I significati attribuiti o attribuibili alle immagini di specchi convessi riflettenti il mondo sono ben noti a chi abbia studiato l'arte fiamminga dal Quattrocento a Escher, e così pure i valori del "linguaggio delle assenze" nell'arte in generale, sono argomento frequentato anche in eccesso nell'ultimo secolo. Ma il troppo parlarne ci porta a credere di averne svelato il mistero, costringendoci per conseguenza a pensare necessaria una condizione di "innocenza dello sguardo" per poterne godere ancora. Torno quindi alla "banalità" della prima osservazione, per considerare ancora da un altro punto di vista l'urgenza di restituire all'Arte una dialettica elastica e positiva fra convenienza pratica e impulso spirituale, pena il disastroso sopravvenire di una vittoria definitiva della stupidità.

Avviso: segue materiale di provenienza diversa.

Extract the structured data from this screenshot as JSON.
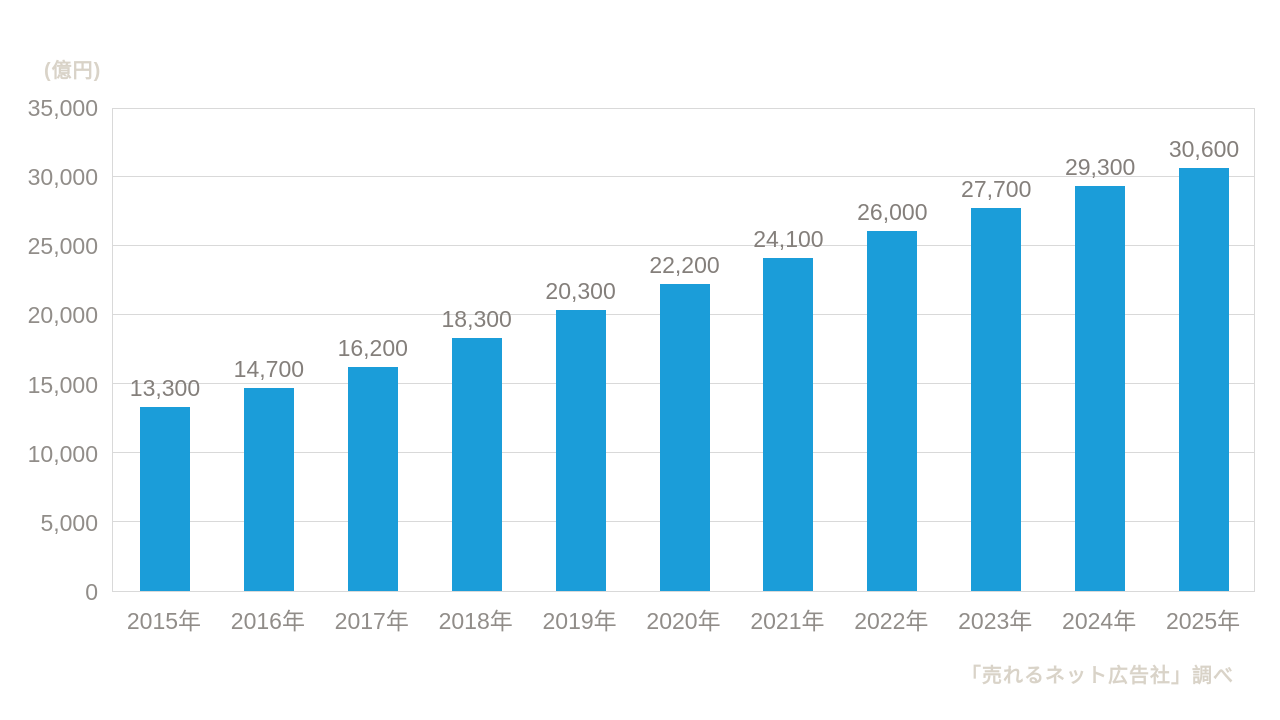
{
  "chart_data": {
    "type": "bar",
    "title": "",
    "unit_label": "(億円)",
    "source": "「売れるネット広告社」調べ",
    "categories": [
      "2015年",
      "2016年",
      "2017年",
      "2018年",
      "2019年",
      "2020年",
      "2021年",
      "2022年",
      "2023年",
      "2024年",
      "2025年"
    ],
    "values": [
      13300,
      14700,
      16200,
      18300,
      20300,
      22200,
      24100,
      26000,
      27700,
      29300,
      30600
    ],
    "value_labels": [
      "13,300",
      "14,700",
      "16,200",
      "18,300",
      "20,300",
      "22,200",
      "24,100",
      "26,000",
      "27,700",
      "29,300",
      "30,600"
    ],
    "xlabel": "",
    "ylabel": "(億円)",
    "ylim": [
      0,
      35000
    ],
    "yticks": [
      {
        "value": 0,
        "label": "0"
      },
      {
        "value": 5000,
        "label": "5,000"
      },
      {
        "value": 10000,
        "label": "10,000"
      },
      {
        "value": 15000,
        "label": "15,000"
      },
      {
        "value": 20000,
        "label": "20,000"
      },
      {
        "value": 25000,
        "label": "25,000"
      },
      {
        "value": 30000,
        "label": "30,000"
      },
      {
        "value": 35000,
        "label": "35,000"
      }
    ],
    "grid": true,
    "legend_position": "none",
    "colors": {
      "bar": "#1b9dd9",
      "grid": "#d9d9d9",
      "tick_label": "#918d89",
      "value_label": "#847f7b",
      "faint_label": "#d9d3c8",
      "background": "#ffffff"
    }
  }
}
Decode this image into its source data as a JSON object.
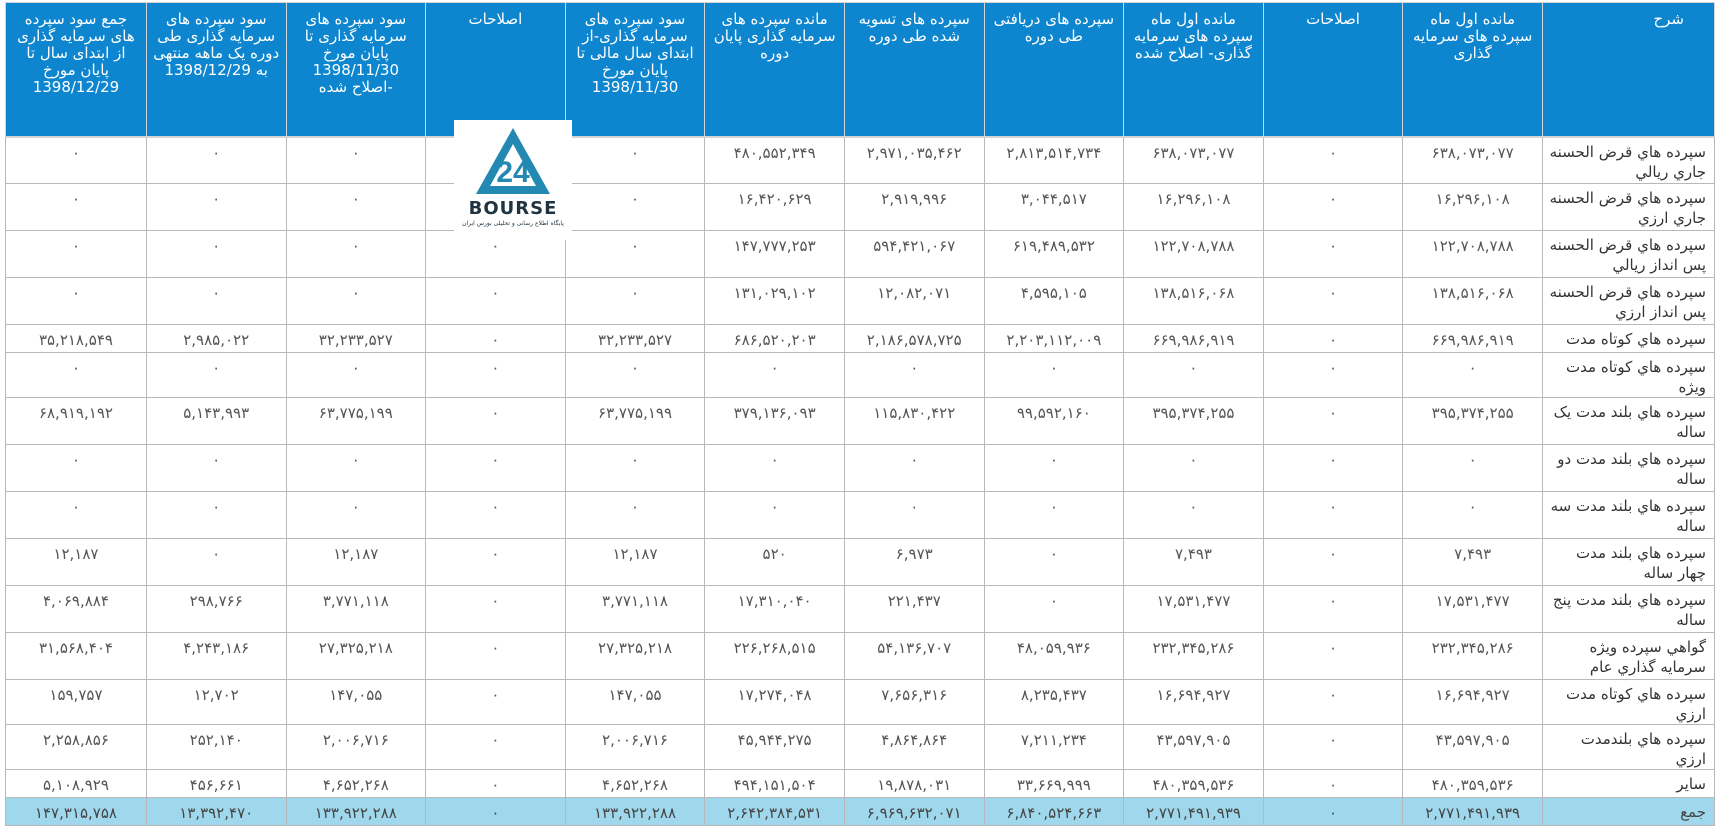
{
  "logo": {
    "name": "BOURSE",
    "number": "24",
    "tagline": "پایگاه اطلاع رسانی و تحلیلی بورس ایران"
  },
  "headers": {
    "desc": "شرح",
    "h1": "مانده اول ماه سپرده های سرمایه گذاری",
    "h2": "اصلاحات",
    "h3": "مانده اول ماه سپرده های سرمایه گذاری- اصلاح شده",
    "h4": "سپرده های دریافتی طی دوره",
    "h5": "سپرده های تسویه شده طی دوره",
    "h6": "مانده سپرده های سرمایه گذاری پایان دوره",
    "h7": "سود سپرده های سرمایه گذاری-از ابتدای سال مالی تا پایان مورخ 1398/11/30",
    "h8": "اصلاحات",
    "h9": "سود سپرده های سرمایه گذاری تا پایان مورخ 1398/11/30 -اصلاح شده",
    "h10": "سود سپرده های سرمایه گذاری طی دوره یک ماهه منتهی به 1398/12/29",
    "h11": "جمع سود سپرده های سرمایه گذاری از ابتدای سال تا پایان مورخ 1398/12/29"
  },
  "rows": [
    {
      "desc": "سپرده هاي قرض الحسنه جاري ريالي",
      "c1": "۶۳۸,۰۷۳,۰۷۷",
      "c2": "۰",
      "c3": "۶۳۸,۰۷۳,۰۷۷",
      "c4": "۲,۸۱۳,۵۱۴,۷۳۴",
      "c5": "۲,۹۷۱,۰۳۵,۴۶۲",
      "c6": "۴۸۰,۵۵۲,۳۴۹",
      "c7": "۰",
      "c8": "",
      "c9": "۰",
      "c10": "۰",
      "c11": "۰"
    },
    {
      "desc": "سپرده هاي قرض الحسنه جاري ارزي",
      "c1": "۱۶,۲۹۶,۱۰۸",
      "c2": "۰",
      "c3": "۱۶,۲۹۶,۱۰۸",
      "c4": "۳,۰۴۴,۵۱۷",
      "c5": "۲,۹۱۹,۹۹۶",
      "c6": "۱۶,۴۲۰,۶۲۹",
      "c7": "۰",
      "c8": "",
      "c9": "۰",
      "c10": "۰",
      "c11": "۰"
    },
    {
      "desc": "سپرده هاي قرض الحسنه پس انداز ريالي",
      "c1": "۱۲۲,۷۰۸,۷۸۸",
      "c2": "۰",
      "c3": "۱۲۲,۷۰۸,۷۸۸",
      "c4": "۶۱۹,۴۸۹,۵۳۲",
      "c5": "۵۹۴,۴۲۱,۰۶۷",
      "c6": "۱۴۷,۷۷۷,۲۵۳",
      "c7": "۰",
      "c8": "۰",
      "c9": "۰",
      "c10": "۰",
      "c11": "۰"
    },
    {
      "desc": "سپرده هاي قرض الحسنه پس انداز ارزي",
      "c1": "۱۳۸,۵۱۶,۰۶۸",
      "c2": "۰",
      "c3": "۱۳۸,۵۱۶,۰۶۸",
      "c4": "۴,۵۹۵,۱۰۵",
      "c5": "۱۲,۰۸۲,۰۷۱",
      "c6": "۱۳۱,۰۲۹,۱۰۲",
      "c7": "۰",
      "c8": "۰",
      "c9": "۰",
      "c10": "۰",
      "c11": "۰"
    },
    {
      "desc": "سپرده هاي کوتاه مدت",
      "c1": "۶۶۹,۹۸۶,۹۱۹",
      "c2": "۰",
      "c3": "۶۶۹,۹۸۶,۹۱۹",
      "c4": "۲,۲۰۳,۱۱۲,۰۰۹",
      "c5": "۲,۱۸۶,۵۷۸,۷۲۵",
      "c6": "۶۸۶,۵۲۰,۲۰۳",
      "c7": "۳۲,۲۳۳,۵۲۷",
      "c8": "۰",
      "c9": "۳۲,۲۳۳,۵۲۷",
      "c10": "۲,۹۸۵,۰۲۲",
      "c11": "۳۵,۲۱۸,۵۴۹"
    },
    {
      "desc": "سپرده هاي کوتاه مدت ويژه",
      "c1": "۰",
      "c2": "۰",
      "c3": "۰",
      "c4": "۰",
      "c5": "۰",
      "c6": "۰",
      "c7": "۰",
      "c8": "۰",
      "c9": "۰",
      "c10": "۰",
      "c11": "۰"
    },
    {
      "desc": "سپرده هاي بلند مدت يک ساله",
      "c1": "۳۹۵,۳۷۴,۲۵۵",
      "c2": "۰",
      "c3": "۳۹۵,۳۷۴,۲۵۵",
      "c4": "۹۹,۵۹۲,۱۶۰",
      "c5": "۱۱۵,۸۳۰,۴۲۲",
      "c6": "۳۷۹,۱۳۶,۰۹۳",
      "c7": "۶۳,۷۷۵,۱۹۹",
      "c8": "۰",
      "c9": "۶۳,۷۷۵,۱۹۹",
      "c10": "۵,۱۴۳,۹۹۳",
      "c11": "۶۸,۹۱۹,۱۹۲"
    },
    {
      "desc": "سپرده هاي بلند مدت دو ساله",
      "c1": "۰",
      "c2": "۰",
      "c3": "۰",
      "c4": "۰",
      "c5": "۰",
      "c6": "۰",
      "c7": "۰",
      "c8": "۰",
      "c9": "۰",
      "c10": "۰",
      "c11": "۰"
    },
    {
      "desc": "سپرده هاي بلند مدت سه ساله",
      "c1": "۰",
      "c2": "۰",
      "c3": "۰",
      "c4": "۰",
      "c5": "۰",
      "c6": "۰",
      "c7": "۰",
      "c8": "۰",
      "c9": "۰",
      "c10": "۰",
      "c11": "۰"
    },
    {
      "desc": "سپرده هاي بلند مدت چهار ساله",
      "c1": "۷,۴۹۳",
      "c2": "۰",
      "c3": "۷,۴۹۳",
      "c4": "۰",
      "c5": "۶,۹۷۳",
      "c6": "۵۲۰",
      "c7": "۱۲,۱۸۷",
      "c8": "۰",
      "c9": "۱۲,۱۸۷",
      "c10": "۰",
      "c11": "۱۲,۱۸۷"
    },
    {
      "desc": "سپرده هاي بلند مدت پنج ساله",
      "c1": "۱۷,۵۳۱,۴۷۷",
      "c2": "۰",
      "c3": "۱۷,۵۳۱,۴۷۷",
      "c4": "۰",
      "c5": "۲۲۱,۴۳۷",
      "c6": "۱۷,۳۱۰,۰۴۰",
      "c7": "۳,۷۷۱,۱۱۸",
      "c8": "۰",
      "c9": "۳,۷۷۱,۱۱۸",
      "c10": "۲۹۸,۷۶۶",
      "c11": "۴,۰۶۹,۸۸۴"
    },
    {
      "desc": "گواهي سپرده ويژه سرمايه گذاري عام",
      "c1": "۲۳۲,۳۴۵,۲۸۶",
      "c2": "۰",
      "c3": "۲۳۲,۳۴۵,۲۸۶",
      "c4": "۴۸,۰۵۹,۹۳۶",
      "c5": "۵۴,۱۳۶,۷۰۷",
      "c6": "۲۲۶,۲۶۸,۵۱۵",
      "c7": "۲۷,۳۲۵,۲۱۸",
      "c8": "۰",
      "c9": "۲۷,۳۲۵,۲۱۸",
      "c10": "۴,۲۴۳,۱۸۶",
      "c11": "۳۱,۵۶۸,۴۰۴"
    },
    {
      "desc": "سپرده هاي کوتاه مدت ارزي",
      "c1": "۱۶,۶۹۴,۹۲۷",
      "c2": "۰",
      "c3": "۱۶,۶۹۴,۹۲۷",
      "c4": "۸,۲۳۵,۴۳۷",
      "c5": "۷,۶۵۶,۳۱۶",
      "c6": "۱۷,۲۷۴,۰۴۸",
      "c7": "۱۴۷,۰۵۵",
      "c8": "۰",
      "c9": "۱۴۷,۰۵۵",
      "c10": "۱۲,۷۰۲",
      "c11": "۱۵۹,۷۵۷"
    },
    {
      "desc": "سپرده هاي بلندمدت ارزي",
      "c1": "۴۳,۵۹۷,۹۰۵",
      "c2": "۰",
      "c3": "۴۳,۵۹۷,۹۰۵",
      "c4": "۷,۲۱۱,۲۳۴",
      "c5": "۴,۸۶۴,۸۶۴",
      "c6": "۴۵,۹۴۴,۲۷۵",
      "c7": "۲,۰۰۶,۷۱۶",
      "c8": "۰",
      "c9": "۲,۰۰۶,۷۱۶",
      "c10": "۲۵۲,۱۴۰",
      "c11": "۲,۲۵۸,۸۵۶"
    },
    {
      "desc": "ساير",
      "c1": "۴۸۰,۳۵۹,۵۳۶",
      "c2": "۰",
      "c3": "۴۸۰,۳۵۹,۵۳۶",
      "c4": "۳۳,۶۶۹,۹۹۹",
      "c5": "۱۹,۸۷۸,۰۳۱",
      "c6": "۴۹۴,۱۵۱,۵۰۴",
      "c7": "۴,۶۵۲,۲۶۸",
      "c8": "۰",
      "c9": "۴,۶۵۲,۲۶۸",
      "c10": "۴۵۶,۶۶۱",
      "c11": "۵,۱۰۸,۹۲۹"
    }
  ],
  "total": {
    "desc": "جمع",
    "c1": "۲,۷۷۱,۴۹۱,۹۳۹",
    "c2": "۰",
    "c3": "۲,۷۷۱,۴۹۱,۹۳۹",
    "c4": "۶,۸۴۰,۵۲۴,۶۶۳",
    "c5": "۶,۹۶۹,۶۳۲,۰۷۱",
    "c6": "۲,۶۴۲,۳۸۴,۵۳۱",
    "c7": "۱۳۳,۹۲۲,۲۸۸",
    "c8": "۰",
    "c9": "۱۳۳,۹۲۲,۲۸۸",
    "c10": "۱۳,۳۹۲,۴۷۰",
    "c11": "۱۴۷,۳۱۵,۷۵۸"
  }
}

... trovati un posto isolato , illuminato dalle stelle e componi qualcosa di armonico e semplice, legato al mistero della creazione, del ritrovarsi. Componi un'armonia che possano i bambini del futuro ascoltare...perchè non partano svantaggiati dalla sordità dei genitori, perchè la scissione dell'ascolto armonico non diventi una scissione col Trascendente...

Non c'è bisogno di "creare" nulla. Tutto è già esistente, e basta copiarlo diligentemente. Ciò che dobbiamo fare, invece, è apprendere il modo giusto per "articolare" quel che abbiamo copiato nell'attività del mondo. Questa è la vera arte della composizione musicale, così come l'hanno tramandata gli Antichi. E questo è il motivo per cui io, in quelle notti, in quei "giorni dell'erranza", curerò la mia memoria della precarietà della vita terrena. I nostri bambini dovremo curali sempre e solo noi genitori, senza mai delegare a nessun altro quel sacro compito. Dunque non potrà bastarci l'atto di "offrirgli" qualcosa di "bello", ma dovremo dar loro gli strumenti e il metodo per fruirne.

E lo faremo intrecciando le nostre buone azioni, come le dita delle Grazie.